一直在外面竖着耳朵的昔言听到声响,进来一把薅住阮沁儿的手,斥喝道:“闭嘴!”
阮沁儿吓得脸色惨白,浑身紧绷:“你这婢子敢吼我?我回去一定告诉王爷,让王爷治你的罪。【穿成內侍后总在劝皇上雨露均沾】”
昔言捏着她手腕的手,一用力,阮沁儿痛得嗷嗷直叫,使劲的挣脱,昔言的手就像钳子一样,紧得让她睁不开,眼中的冷意,更让她从心底发凉。
阮橖面无表情的瞧着她们,在这一刻,昔言也感觉到为什么王爷非要拉拢这么一个小军医。
他的气势,他眼中的狠光,仿佛在这一刻才呈现。
昔言缓了缓心中的震惊,面色恭敬的对阮橖道:“让小军医见笑了,下回定来赔礼道歉,或者您有什么需要,我回去禀了主子,能帮您达成的,一定帮您办到。”
客气有视有度,这才是一个心腹该有的气度,阮沁儿就算八百年也学不会这种气度,任性自私不可一世。
阮橖双手环抱于匈,围绕着她们两个走了一圈,轻蔑的说道:“回去告诉你家主子,这样的小女子,远观可以,亵玩就免了,我怕无福消受,她天天拿把刀子对着我脖子。”
“小军医的话我一定带到。”昔言微微弯下的腰,“就不打扰您的休息了,我们先行告辞。”
“替我谢谢你们家主子的药。”阮橖秉着有便宜不占是王八蛋的原则:“如果可以,明天同样的药材,再给我送十盒过来,尤其是好参,多一些也是无妨的,我先谢过了。”
“当然可以。”昔言绷住了脸上的表情:“明天中午一定送到,告辞!”
阮橖微笑着目送她们,阮沁儿被半拉半扯忿恨不甘暗骂道:“你松开我,你这上不了台面的婢子,凭什么越到我头上撒野?”
昔言理都没理她,只是拽着她手腕的动作,越发凌厉的无情。
林晨风抱着装满药的盒子,和她们两个擦肩而过,进来就问道阮橖:“小美人哭哭啼啼,你对她做了什么?”
“我问她愿不愿意陪男人,她不愿意就哭了。”阮橖一脸无辜的说道:“不是你说小美人漂亮,我就想着据为己有,挑戏一番啊。”
林晨风嘴巴张的能塞下一个鸡蛋,看阮橖跟看一个负心汉一样:“你是登徒子吗?对待娇滴滴的美人怎可如此蛮横?挑戏,挑戏上手你有那功能吗?”
一针见血的戳心,让阮橖翻了一个白眼给他,随手掀开他拿的药箱,把里面的人参拿出来,对他比划了一下:“交给你一个任务,现在去药房,找一个切人参的刀,或者,把这一箱子的东西,拿到药房里,让老板切好包上,然后,给你的兄弟们每人发一些,明白?”
凌晨风一脸懵:“这么一点东西,三千多个兄弟也不够啊?”
“你觉得谁顺眼发给谁了喽!”阮橖快被他气死了:“现在出去马上立刻,要不然我就立刻马上走,你来守着容安年?”

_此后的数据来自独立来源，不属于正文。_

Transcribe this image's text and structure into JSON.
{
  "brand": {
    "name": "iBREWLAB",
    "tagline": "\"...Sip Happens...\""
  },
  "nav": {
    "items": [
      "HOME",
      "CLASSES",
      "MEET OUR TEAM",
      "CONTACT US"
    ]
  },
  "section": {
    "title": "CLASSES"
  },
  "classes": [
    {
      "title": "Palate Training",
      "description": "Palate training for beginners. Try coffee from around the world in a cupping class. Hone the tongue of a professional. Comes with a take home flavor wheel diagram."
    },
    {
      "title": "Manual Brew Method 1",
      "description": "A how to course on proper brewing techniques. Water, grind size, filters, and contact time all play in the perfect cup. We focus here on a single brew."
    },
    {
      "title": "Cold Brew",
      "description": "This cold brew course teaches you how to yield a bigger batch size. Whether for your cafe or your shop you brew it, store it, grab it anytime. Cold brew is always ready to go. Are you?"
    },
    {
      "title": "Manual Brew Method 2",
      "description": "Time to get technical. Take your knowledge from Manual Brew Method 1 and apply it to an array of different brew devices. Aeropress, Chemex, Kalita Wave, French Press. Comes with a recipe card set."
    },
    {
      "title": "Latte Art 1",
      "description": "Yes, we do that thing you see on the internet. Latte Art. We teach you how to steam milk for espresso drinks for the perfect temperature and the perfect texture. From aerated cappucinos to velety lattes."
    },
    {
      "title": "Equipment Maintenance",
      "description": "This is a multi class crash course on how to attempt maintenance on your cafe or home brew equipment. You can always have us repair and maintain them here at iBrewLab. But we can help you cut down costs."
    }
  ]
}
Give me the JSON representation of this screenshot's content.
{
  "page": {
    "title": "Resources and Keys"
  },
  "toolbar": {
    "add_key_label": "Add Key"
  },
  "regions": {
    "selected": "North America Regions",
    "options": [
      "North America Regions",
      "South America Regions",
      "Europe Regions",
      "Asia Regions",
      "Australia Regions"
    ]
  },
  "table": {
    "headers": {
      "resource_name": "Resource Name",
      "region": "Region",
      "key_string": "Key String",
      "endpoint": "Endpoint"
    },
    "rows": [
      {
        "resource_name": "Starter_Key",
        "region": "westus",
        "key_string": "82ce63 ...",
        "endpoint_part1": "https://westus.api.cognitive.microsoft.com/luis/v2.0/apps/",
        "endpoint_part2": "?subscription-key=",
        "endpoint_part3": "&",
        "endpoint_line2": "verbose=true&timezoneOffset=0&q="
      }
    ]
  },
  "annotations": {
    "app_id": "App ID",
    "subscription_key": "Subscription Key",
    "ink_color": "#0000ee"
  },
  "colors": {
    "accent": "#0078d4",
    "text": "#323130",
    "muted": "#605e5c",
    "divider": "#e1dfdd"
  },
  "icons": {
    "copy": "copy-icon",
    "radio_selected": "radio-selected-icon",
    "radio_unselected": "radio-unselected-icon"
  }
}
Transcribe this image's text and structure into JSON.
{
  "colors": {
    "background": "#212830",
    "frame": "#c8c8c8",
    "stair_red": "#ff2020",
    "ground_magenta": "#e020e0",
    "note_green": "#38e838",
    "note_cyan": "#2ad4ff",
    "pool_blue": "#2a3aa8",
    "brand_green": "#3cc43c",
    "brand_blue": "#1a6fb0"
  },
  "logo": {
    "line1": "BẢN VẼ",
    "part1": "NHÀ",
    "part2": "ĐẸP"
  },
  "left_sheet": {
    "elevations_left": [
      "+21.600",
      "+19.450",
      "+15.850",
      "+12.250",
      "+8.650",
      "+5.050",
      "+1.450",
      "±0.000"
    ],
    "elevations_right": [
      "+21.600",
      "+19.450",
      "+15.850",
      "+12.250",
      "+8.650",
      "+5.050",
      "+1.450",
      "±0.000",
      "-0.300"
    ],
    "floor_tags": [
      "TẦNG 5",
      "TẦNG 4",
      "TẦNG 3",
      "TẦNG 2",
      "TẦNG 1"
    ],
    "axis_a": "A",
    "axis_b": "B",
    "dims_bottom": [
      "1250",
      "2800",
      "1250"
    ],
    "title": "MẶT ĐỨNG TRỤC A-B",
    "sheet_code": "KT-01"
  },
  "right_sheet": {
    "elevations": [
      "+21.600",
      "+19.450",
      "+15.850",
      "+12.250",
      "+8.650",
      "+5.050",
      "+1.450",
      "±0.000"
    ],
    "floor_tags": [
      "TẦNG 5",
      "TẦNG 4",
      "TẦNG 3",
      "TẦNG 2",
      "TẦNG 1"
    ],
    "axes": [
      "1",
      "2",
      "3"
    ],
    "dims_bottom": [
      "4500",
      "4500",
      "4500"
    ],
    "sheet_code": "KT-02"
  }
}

他一个不懂医术的人守着一个重伤的人,就是一个要命的事儿,迅速的往外跑,边跑边道:“我还是去切药,麻烦你照顾容前锋。”
阮橖见他跑眼转身走到床边,伸手摸了一下容安年额头,确定他没有发烧,又把了一下他的脉,刚收回手,后背上就抵了一个温热的匈膛,低沉的声音带着勾人心动的味道。
“你不觉得屋子里小的,已经装不下的酸味了吗?”
阮橖在他的圈握手臂之下,扭过身体,额头抵在他冰冷的面具上:“把你浸泡在在酸味之中,我很抱歉,要不趁这点时间,我再给你看看?”
“我更倾向于,就这样抱着你,什么也不做。”
“那可不行!”阮橖手抵在他的匈口,感受着他的心跳声,“不举是大事,你确定什么都不做?”
赫连衍低头对着她的唇,狠狠的咬上了一口,痛的阮橖要抽一口凉气:“你是属狗的吗?”
“可能属狼的!”赫连衍一本正经宠溺的说道:“今天我陪你守夜,一起看着他。”
“可别……”阮橖忙不迭的拒绝:“你出来已经很久了,也知道赫连玺想要把我这个军医笼络其中,赶紧回去想对策吧,别到时候被打的措手不及。”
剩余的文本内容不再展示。